There are some not so great things about my job, but there are so many wonderful  things that make it all worth it. 


Tuesday, May 6, 2014

"Whew" Church Marathon Complete

We wrapped another beautiful Easter Season.  John likes to call Easter his Super Bowl, or rather I should say he used to. Him calling it his SuperBowl meant it was the thing he looked forward to most during the year. When given the opportunity John likes to go to church as much as possible during Holy Week. 

Last year we attended Maunday Thursday service at one church. Friday we attended Stations of the Cross in the afternoon and a Good Friday service in the evening. Saturday I think was spent pondering church (he wanted to go to a Catholic Easter Vigil, but I was rather tired). We wrapped up on Sunday with a Sunrise Easter service.
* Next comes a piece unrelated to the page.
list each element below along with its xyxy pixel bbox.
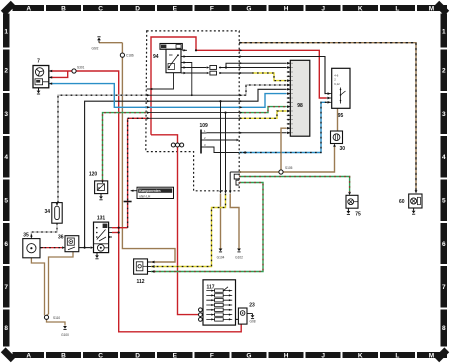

I recognize what I am about to say is probably not something I should say, especially as a pastor's wife, but here it goes..... I do not like sunrise services. It is very difficult for me to worship at 7:00 am or earlier. Had I of been around when Jesus rose from the dead on the 3rd day, I would not have been one of the first to the tomb. It is likely I would have awoken at a later hour and then celebrated his resurrection. I identify very well with some of the other disciples who were "late" to the party that day. While I can and do wake up early I really dislike it. 

This year, I am not sure John would call Easter his Super Bowl. It was his first year as pastor, which meant much of the beautiful celebrating plans had to be attended to by him. I think he may see things slightly different being on the other side. He was looking rather tired come Thursday but was still in good spirits overall. We had Maunday Thursday, Good Friday, and 4 services on Sunday.  

Now to make things more fun......I am not sure if our senior pastor knew my feelings on sunrise services or if it was just a happy coincidence, but John was asked to give the sermon at the 7:00 am service this year. Of course he was only giving the sermon at the 7:00 am service, so it meant I had to be at that service as opposed to what I normally do when John preaches. Just go to one service at 9:45 and hope I do not miss anything exciting in the other services. One time I thought, well if my husband preaches I should go to all three to be supportive which didn't last long. God makes a better cheerleader anyway.  This 7:00 am John preaching sunrise service meant I had to look presentable and be at the church by 6:55 am. Again, not my cup of tea. I am of the firm belief the Lord can be worshiped at 8:30 am on a Sunday. I went to the 7:00 am, prayed, enjoyed the sunrise even though I was super cold and sleepy,  came home, and worked on brunch while John attended/worked the next 3 services. 

There is a lot of church to be had during Easter. I am learning to embrace our annual church marathon. Knowing my amazing exuberant husband I am sure there will be additional services/celebrations he will attempt to add into the Easter festivities someday [Husband edit: True facts] .  I look forward to dressing future children in adorable Easter clothes at unholy hours in the morning, and then taking oodles of pictures. I can't wait for the Easter Egg hunts. I also look forward to the day our children look at me and say, "Mom, church again?" and saying, "You know how your dad feels about church." 

At this point we are hunkered down for the end of our respective school years and waiting for the extremely busy summer!